Ten aanzien van het beklag als vermeld onder c: Eerder in detentie, toen klager nog in de locatie De Schie verbleef, heeft hij zijn penitentiair dossier ook al eens opgevraagd en toen besloeg dit 141 pagina’s. Toen hij dit dossier maanden later in de
p.i. Alphen aan den Rijn nogmaals opvroeg, kreeg hij opnieuw een dossier verstrekt bestaande uit 141 pagina’s. Nu het zeer onwaarschijnlijk is dat er gedurende klagers verblijf van een flink aantal maanden in de p.i. Alphen aan den Rijn geen stukken
aan
zijn dossier zouden zijn toegevoegd, is het aannemelijk dat er stukken ontbreken. Klager acht de overweging van de beklagcommissie dat hij onvoldoende concreet heeft aangegeven welke stukken er precies ontbreken onbegrijpelijk, nu klager niet kan weten
welke stukken er ontbreken. Wat klager wel weet is dat het laatst verstrekte dossier geen stukken uit de p.i. Alphen aan den Rijn bevat.
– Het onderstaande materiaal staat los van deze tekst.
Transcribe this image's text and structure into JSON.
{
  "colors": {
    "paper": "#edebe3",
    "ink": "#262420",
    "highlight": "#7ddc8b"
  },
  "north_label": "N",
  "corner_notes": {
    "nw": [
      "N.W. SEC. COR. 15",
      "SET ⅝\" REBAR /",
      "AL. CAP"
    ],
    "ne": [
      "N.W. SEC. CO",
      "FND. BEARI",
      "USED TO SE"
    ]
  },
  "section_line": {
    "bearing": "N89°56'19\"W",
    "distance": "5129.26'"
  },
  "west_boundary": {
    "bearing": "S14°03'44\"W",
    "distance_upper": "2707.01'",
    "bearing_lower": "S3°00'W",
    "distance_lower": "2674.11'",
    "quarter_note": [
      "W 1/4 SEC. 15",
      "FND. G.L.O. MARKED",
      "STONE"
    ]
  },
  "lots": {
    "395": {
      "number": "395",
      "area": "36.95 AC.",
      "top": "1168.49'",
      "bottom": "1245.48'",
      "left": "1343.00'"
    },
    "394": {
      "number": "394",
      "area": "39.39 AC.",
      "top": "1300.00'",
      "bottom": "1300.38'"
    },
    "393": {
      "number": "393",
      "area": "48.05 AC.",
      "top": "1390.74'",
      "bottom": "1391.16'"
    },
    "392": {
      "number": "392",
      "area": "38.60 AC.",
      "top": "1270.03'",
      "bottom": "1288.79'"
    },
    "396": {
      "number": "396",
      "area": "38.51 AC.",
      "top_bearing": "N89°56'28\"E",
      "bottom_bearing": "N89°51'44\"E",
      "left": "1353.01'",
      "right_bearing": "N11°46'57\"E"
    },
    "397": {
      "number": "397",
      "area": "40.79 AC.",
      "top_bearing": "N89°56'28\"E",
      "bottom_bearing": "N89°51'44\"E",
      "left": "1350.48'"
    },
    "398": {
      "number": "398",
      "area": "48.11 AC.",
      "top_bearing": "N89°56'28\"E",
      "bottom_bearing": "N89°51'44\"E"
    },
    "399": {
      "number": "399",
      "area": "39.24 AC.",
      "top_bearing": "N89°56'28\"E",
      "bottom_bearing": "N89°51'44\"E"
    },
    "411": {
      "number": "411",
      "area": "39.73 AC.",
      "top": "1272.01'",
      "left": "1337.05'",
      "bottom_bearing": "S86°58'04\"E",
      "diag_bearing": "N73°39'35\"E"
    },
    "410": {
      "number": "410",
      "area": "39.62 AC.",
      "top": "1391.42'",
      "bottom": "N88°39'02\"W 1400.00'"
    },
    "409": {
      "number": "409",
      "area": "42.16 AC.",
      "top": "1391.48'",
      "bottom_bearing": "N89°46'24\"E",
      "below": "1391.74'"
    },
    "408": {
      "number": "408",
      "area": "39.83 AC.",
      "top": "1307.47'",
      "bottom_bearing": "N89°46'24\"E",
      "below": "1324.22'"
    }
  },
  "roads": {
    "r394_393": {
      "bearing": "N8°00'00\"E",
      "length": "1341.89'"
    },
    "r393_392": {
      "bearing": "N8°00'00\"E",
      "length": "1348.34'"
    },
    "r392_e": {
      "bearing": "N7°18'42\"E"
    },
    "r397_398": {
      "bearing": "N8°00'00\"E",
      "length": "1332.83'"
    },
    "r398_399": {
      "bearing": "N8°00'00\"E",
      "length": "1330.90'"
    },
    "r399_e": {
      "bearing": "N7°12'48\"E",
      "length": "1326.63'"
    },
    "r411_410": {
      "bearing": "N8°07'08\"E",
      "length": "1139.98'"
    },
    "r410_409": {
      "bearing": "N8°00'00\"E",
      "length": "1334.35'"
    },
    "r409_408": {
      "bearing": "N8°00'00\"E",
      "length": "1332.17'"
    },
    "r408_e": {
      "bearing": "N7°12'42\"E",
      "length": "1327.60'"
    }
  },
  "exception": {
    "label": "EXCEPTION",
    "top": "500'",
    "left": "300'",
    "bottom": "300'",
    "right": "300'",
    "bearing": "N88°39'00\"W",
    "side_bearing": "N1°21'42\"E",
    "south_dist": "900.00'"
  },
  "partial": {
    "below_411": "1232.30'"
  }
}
Ten aanzien van het beklag als vermeld onder d: Klager betwist dat hij voor een bedrag van rond de € 60,= boodschappen heeft besteld en ontvangen. Wat wel correct is, is dat klager vlak voor zijn vertrek een aantal kleine boodschappen voor een bedrag
van € 12,85 heeft ontvangen. Uit de uitspraak van de beklagcommissie blijkt dat de directeur een leveringsbon heeft overgelegd, maar deze bon is bij klager onbekend. Uit de uitspraak blijkt voorts dat een overzicht van klagers rekening-courant is
overgelegd. Klager betwist dat dit is gebeurd, althans klager en zijn raadsman hebben hier nimmer kennis van kunnen nemen. Als deze bescheiden wel zijn overgelegd, hadden klager en zijn raadsman in de gelegenheid gesteld moeten worden hierop
inhoudelijk
te reageren. Dit is nimmer gebeurd.

Namens de directeur is in beroep het tegenover de beklagcommissie ingenomen standpunt als volgt toegelicht.
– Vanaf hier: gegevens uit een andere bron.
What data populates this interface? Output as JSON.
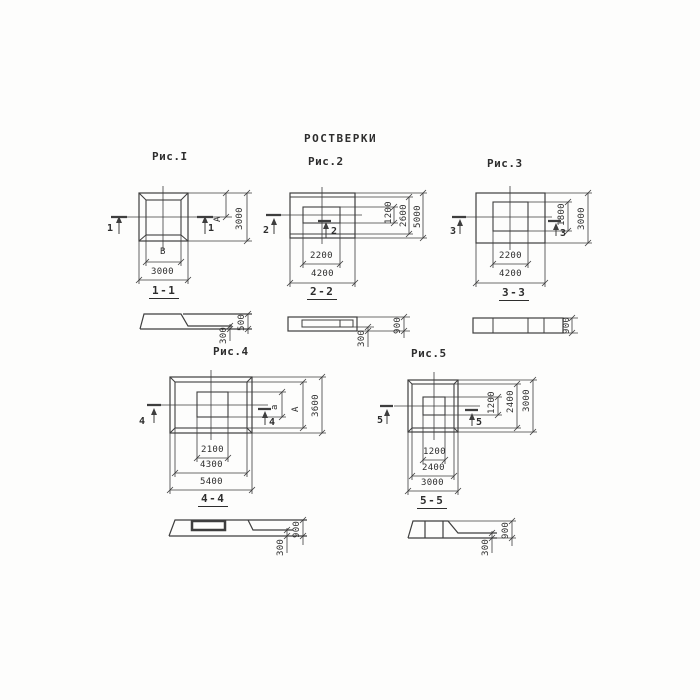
{
  "title": "РОСТВЕРКИ",
  "colors": {
    "line": "#3e3e3e",
    "background": "#fdfdfc",
    "text": "#2d2d2d"
  },
  "fig1": {
    "label": "Рис.I",
    "marker": "1",
    "plan_dims": {
      "vert_inner": "A",
      "vert_outer": "3000",
      "horiz_inner": "В",
      "horiz_outer": "3000"
    },
    "section_title": "1-1",
    "section_dims": {
      "inner": "300",
      "outer": "500"
    }
  },
  "fig2": {
    "label": "Рис.2",
    "marker": "2",
    "plan_dims": {
      "vert_inner": "1200",
      "vert_mid": "2600",
      "vert_outer": "5000",
      "horiz_inner": "2200",
      "horiz_outer": "4200"
    },
    "section_title": "2-2",
    "section_dims": {
      "inner": "300",
      "outer": "900"
    }
  },
  "fig3": {
    "label": "Рис.3",
    "marker": "3",
    "plan_dims": {
      "vert_inner": "1800",
      "vert_outer": "3000",
      "horiz_inner": "2200",
      "horiz_outer": "4200"
    },
    "section_title": "3-3",
    "section_dims": {
      "outer": "900"
    }
  },
  "fig4": {
    "label": "Рис.4",
    "marker": "4",
    "plan_dims": {
      "vert_inner": "а",
      "vert_mid": "A",
      "vert_outer": "3600",
      "horiz_inner": "2100",
      "horiz_mid": "4300",
      "horiz_outer": "5400"
    },
    "section_title": "4-4",
    "section_dims": {
      "inner": "300",
      "outer": "900"
    }
  },
  "fig5": {
    "label": "Рис.5",
    "marker": "5",
    "plan_dims": {
      "vert_inner": "1200",
      "vert_mid": "2400",
      "vert_outer": "3000",
      "horiz_inner": "1200",
      "horiz_mid": "2400",
      "horiz_outer": "3000"
    },
    "section_title": "5-5",
    "section_dims": {
      "inner": "300",
      "outer": "900"
    }
  }
}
Ten aanzien van het beklag als vermeld onder a: De voorlopige hechtenis van klager is met ingang van 2 augustus 2013 geschorst. Deze schorsing geldt voor een specifiek parketnummer. Beleid is dat zaken die inmiddels ook ten uitvoer zijn gelegd en
invloed hebben op de einddatum vervolgens gaan lopen. In klagers geval betrof dit een ‘Lex Mulder-zaak’ van drie dagen. Dit is alleen anders, indien het Openbaar Ministerie (OM) nadrukkelijk verzoekt om een gedetineerde ook echt in vrijheid te stellen.
Dit gebeurt evenwel alleen indien er sprake is van een bijzondere omstandigheid; het gaat dan vaak om een tijdelijk schorsing. Bij klager was dat niet het geval. Klager was ervan op de hoogte dat nog een ‘Lex Mulder-zaak’ openstond en heeft te kennen
gegeven onmiddellijk te gaan betalen. Naar aanleiding van deze mededeling heeft de inrichting de ontslagbewijzen in orde gemaakt, zodat klager zo spoedig mogelijk na betaling de inrichting kon verlaten. De inrichting heeft contact opgenomen met het
CJIB
om na te gaan of klager had betaald. Dit bleek niet het geval te zijn. Derhalve moest klager nog drie dagen langer in detentie verblijven. Dit is ook aan klager meegedeeld. Op 5 augustus 2013 is klager in vrijheid gesteld en toen zijn hem per abuis de
ontslagbewijzen, waarin stond dat hij had betaald, meegegeven. Klager heeft van deze fout gebruik gemaakt en besloten beklag in te dienen. De directeur kan begrijpen dat de beklagcommissie is gekomen tot een formele gegrondverklaring, echter klager is
niet onrechtmatig vastgehouden in de inrichting. Klager heeft geen schade geleden en derhalve acht de directeur de door de beklagcommissie toegekende tegemoetkoming te hoog.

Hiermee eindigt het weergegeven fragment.